In a bacterial colony, over many generations, a small proportion of bacteria may develop antibiotic resistance via gene mutation

  • When treated with antibiotics, the resistant bacteria will survive and reproduce by binary fission (asexual reproduction)
  • The antibiotic resistant bacteria will flourish in the absence of competition from other strains of bacteria (killed by antibiotic)
  • Antibiotic resistant bacteria may also confer resistance to susceptible strains by transferring plasmids via bacterial conjugation
  • The introduction of antibiotic (selection pressure) has caused the antibiotic resistance gene to become more frequent (evolution)

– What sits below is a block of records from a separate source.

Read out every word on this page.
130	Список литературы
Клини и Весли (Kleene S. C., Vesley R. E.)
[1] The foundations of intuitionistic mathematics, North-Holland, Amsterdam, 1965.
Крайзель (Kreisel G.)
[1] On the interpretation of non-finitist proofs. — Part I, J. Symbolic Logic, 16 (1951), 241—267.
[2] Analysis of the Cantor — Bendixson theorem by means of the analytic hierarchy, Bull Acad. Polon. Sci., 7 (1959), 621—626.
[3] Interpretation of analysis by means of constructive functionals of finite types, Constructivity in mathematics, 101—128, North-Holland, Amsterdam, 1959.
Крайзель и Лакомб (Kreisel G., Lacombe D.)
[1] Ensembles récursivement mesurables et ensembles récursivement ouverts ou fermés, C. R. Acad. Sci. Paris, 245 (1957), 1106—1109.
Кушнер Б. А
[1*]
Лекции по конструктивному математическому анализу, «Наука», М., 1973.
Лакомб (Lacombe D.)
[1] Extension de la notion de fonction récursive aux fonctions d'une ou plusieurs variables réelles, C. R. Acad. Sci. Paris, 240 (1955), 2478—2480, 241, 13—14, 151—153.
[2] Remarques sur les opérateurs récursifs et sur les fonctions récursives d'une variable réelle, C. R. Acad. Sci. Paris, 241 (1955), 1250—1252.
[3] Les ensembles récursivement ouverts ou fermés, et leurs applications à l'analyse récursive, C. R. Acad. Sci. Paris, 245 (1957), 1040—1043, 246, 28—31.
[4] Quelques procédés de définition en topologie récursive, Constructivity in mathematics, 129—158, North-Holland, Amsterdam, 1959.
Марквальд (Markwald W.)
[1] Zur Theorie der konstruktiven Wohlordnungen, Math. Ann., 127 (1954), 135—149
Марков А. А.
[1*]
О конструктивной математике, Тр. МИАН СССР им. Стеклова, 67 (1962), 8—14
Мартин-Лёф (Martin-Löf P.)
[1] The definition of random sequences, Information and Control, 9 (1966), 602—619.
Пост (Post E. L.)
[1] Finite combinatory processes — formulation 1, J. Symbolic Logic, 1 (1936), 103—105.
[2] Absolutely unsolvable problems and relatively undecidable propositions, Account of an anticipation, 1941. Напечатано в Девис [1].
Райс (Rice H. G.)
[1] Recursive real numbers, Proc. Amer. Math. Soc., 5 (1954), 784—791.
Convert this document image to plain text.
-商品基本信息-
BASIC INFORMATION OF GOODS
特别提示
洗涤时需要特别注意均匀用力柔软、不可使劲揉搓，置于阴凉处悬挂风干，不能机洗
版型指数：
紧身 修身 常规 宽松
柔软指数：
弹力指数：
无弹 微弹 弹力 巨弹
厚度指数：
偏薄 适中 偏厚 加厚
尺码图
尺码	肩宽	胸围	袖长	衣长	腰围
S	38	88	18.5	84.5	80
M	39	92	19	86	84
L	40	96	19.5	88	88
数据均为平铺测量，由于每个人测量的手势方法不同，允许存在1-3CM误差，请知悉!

An example of antibiotic resistance in bacteria can be seen in the evolution of Staphylococcus aureus (Golden staph)

  • Golden staph can cause infections to the skin (lesions and boils) as well as more serious infections (pneumonia, meningitis)
  • Historically, these infections were treated using the antibiotic methicillin 
  • Bacterial strains developed that were resistant to this antibiotic (methicillin-resistant Staphylococcus aureus – or MRSA)
  • These strains proliferated while susceptible strains died out (methicillin-sensitive Staphylococcus aureus – or MSSA)
  • MRSA infections are now especially present in hospitals and nursing homes, where the use of methicillin was most common
  • Medical practitioners now prescribe alternate antibiotic agents to treat infections caused by Staphylococcus aureus

    Is antibiotic resistance caused by natural selection?

    Antibiotic resistance appearance and spread have been classically considered the result of a process of natural selection, directed by the use of antibiotics.

    What caused the evolution of antibiotic resistant bacteria?

    The development of generations of antibiotic-resistant microbes and their distribution in microbial populations throughout the biosphere are the results of many years of unremitting selection pressure from human applications of antibiotics, via underuse, overuse, and misuse.

    How are bacteria becoming resistant to antibiotics?

    There are two main ways that bacterial cells can acquire antibiotic resistance. One is through mutations that occur in the DNA of the cell during replication. The other way that bacteria acquire resistance is through horizontal gene transfer.

    How does natural selection produce bacteria?

    Mutations in the DNA of bacteria can produce new characteristics. A random mutation might cause some bacteria to become resistant to certain antibiotics , such as penicillin. Antibiotics usually kill bacteria, but in this case the mutation means the bacteria cannot be destroyed by the antibiotic.